Dans l’édition Fayard du «René Bousquet» de Pascale Froment, page 65 et suivantes, il y avait ça:
Le dimanche 9 mars fut décrété jour de deuil national. (…) En première page de ‘‘La Dépêche’’ parut ce matin-là un portrait de René Bousquet pris par un envoyé spécial de l’agence Keystone. (…) ‘‘La Dépêche’’ publia un supplément illustré à trois francs au profit des sinistrés, intitulé ‘‘Inondations du Midi en mars 1930 – Les paisibles rivières devenues Torrents de ruine et de Mort ». Sur les cent vingt-huit pages de l’opuscule, (…) dix étaient consacrées au rôle d’Adolphe Poult et de René Bousquet, dont sept (…) par le survivant lui-même. Et celui-ci ne lésinait pas sur l’autocélébration, accentuée par l’emploi répété de la première personne.»
A la fin de son livre, Alain Minc prend soin de remercier quelqu’un, qui l’a «aidé sur le plan documentaire pour préparer ce livre.» Le 20 juin, il aura pourtant du mal à convaincre les juges que c’est la faute de cette personne, et à leur faire le coup du nègre peu scrupuleux.
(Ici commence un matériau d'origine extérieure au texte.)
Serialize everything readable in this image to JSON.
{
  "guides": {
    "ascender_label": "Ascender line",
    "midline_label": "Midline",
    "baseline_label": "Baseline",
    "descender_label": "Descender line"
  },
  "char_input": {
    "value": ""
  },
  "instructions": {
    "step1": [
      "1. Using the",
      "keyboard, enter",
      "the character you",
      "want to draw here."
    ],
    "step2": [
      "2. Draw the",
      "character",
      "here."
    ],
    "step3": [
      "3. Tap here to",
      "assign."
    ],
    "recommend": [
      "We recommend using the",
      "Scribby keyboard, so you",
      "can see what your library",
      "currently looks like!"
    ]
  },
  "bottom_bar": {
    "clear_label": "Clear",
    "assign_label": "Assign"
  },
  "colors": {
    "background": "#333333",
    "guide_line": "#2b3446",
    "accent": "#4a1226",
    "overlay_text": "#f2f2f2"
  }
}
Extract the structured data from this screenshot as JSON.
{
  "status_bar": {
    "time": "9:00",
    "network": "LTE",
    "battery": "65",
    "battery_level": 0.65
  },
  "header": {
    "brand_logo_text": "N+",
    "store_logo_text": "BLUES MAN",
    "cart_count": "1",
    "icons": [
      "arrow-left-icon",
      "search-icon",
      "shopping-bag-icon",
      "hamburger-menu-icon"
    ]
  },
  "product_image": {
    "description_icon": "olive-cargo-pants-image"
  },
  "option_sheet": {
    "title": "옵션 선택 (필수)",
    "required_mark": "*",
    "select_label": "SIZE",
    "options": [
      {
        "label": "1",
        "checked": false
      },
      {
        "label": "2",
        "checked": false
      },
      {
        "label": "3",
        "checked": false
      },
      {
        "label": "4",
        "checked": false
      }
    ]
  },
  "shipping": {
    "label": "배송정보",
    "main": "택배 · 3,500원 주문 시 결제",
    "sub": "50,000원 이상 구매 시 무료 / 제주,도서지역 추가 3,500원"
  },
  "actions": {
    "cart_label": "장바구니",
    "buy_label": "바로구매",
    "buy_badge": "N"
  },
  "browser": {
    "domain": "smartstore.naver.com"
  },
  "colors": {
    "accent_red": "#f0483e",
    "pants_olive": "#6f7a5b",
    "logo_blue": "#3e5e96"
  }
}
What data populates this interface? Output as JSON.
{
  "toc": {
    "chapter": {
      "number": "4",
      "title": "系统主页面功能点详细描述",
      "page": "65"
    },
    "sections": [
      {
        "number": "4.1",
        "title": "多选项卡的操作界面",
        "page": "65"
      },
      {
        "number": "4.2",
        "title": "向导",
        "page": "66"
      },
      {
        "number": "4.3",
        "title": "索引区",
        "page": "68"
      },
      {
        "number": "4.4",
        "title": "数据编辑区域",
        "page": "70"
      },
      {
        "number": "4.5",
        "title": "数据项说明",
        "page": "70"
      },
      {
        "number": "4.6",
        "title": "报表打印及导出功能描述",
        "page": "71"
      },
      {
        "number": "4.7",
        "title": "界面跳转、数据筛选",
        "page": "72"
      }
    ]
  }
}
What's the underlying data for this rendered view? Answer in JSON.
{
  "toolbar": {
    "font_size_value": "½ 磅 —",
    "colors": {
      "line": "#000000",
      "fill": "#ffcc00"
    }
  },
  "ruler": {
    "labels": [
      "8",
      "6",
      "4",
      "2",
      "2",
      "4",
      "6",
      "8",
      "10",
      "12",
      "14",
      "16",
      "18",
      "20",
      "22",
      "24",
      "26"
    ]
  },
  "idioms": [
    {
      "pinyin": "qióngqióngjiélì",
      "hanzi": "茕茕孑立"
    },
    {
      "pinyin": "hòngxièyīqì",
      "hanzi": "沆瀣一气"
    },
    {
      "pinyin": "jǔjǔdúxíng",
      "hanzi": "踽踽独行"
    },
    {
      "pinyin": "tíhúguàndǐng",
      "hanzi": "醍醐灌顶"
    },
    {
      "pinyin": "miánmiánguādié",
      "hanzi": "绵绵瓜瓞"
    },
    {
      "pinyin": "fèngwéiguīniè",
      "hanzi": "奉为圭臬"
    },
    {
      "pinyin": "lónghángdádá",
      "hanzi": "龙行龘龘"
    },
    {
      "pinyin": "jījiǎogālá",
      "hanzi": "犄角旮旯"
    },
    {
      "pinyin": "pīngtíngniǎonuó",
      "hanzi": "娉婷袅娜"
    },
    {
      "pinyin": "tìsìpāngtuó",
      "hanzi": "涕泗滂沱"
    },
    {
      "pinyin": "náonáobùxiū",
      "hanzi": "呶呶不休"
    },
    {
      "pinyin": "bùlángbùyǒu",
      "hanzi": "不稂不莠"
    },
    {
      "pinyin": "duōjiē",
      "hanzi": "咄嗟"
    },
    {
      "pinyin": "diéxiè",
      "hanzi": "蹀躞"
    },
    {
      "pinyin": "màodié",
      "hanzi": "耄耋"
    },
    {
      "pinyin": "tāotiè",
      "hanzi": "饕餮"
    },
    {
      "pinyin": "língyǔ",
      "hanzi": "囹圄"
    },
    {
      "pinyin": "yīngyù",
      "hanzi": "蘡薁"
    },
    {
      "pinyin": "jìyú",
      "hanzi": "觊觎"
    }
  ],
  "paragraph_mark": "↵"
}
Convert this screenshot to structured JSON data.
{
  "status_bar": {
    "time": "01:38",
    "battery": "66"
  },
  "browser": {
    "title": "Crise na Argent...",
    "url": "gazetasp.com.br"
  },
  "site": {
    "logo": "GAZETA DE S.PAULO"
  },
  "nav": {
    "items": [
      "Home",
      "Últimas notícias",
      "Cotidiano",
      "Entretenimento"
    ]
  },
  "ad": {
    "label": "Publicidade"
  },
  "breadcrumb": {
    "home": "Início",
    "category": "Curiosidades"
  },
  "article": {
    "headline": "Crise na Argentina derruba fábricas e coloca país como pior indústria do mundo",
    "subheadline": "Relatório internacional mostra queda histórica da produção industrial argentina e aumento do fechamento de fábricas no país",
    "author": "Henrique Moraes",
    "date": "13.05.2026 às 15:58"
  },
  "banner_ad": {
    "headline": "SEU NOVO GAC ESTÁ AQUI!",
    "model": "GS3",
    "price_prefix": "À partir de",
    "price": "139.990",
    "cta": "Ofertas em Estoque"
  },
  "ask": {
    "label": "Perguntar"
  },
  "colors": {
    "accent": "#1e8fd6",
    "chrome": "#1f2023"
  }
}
Sa bibliographie se trouve bizarrement présentée en deux catégories: d’un côté les livres sur lesquels il a «personnellement travaillé», et de l’autre «ceux à partir desquels M. Louis Manaranche a réalisé des dossiers complémentaires.»
Le volumineux «René Bousquet» de Pascale Froment se trouve classé dans la première catégorie.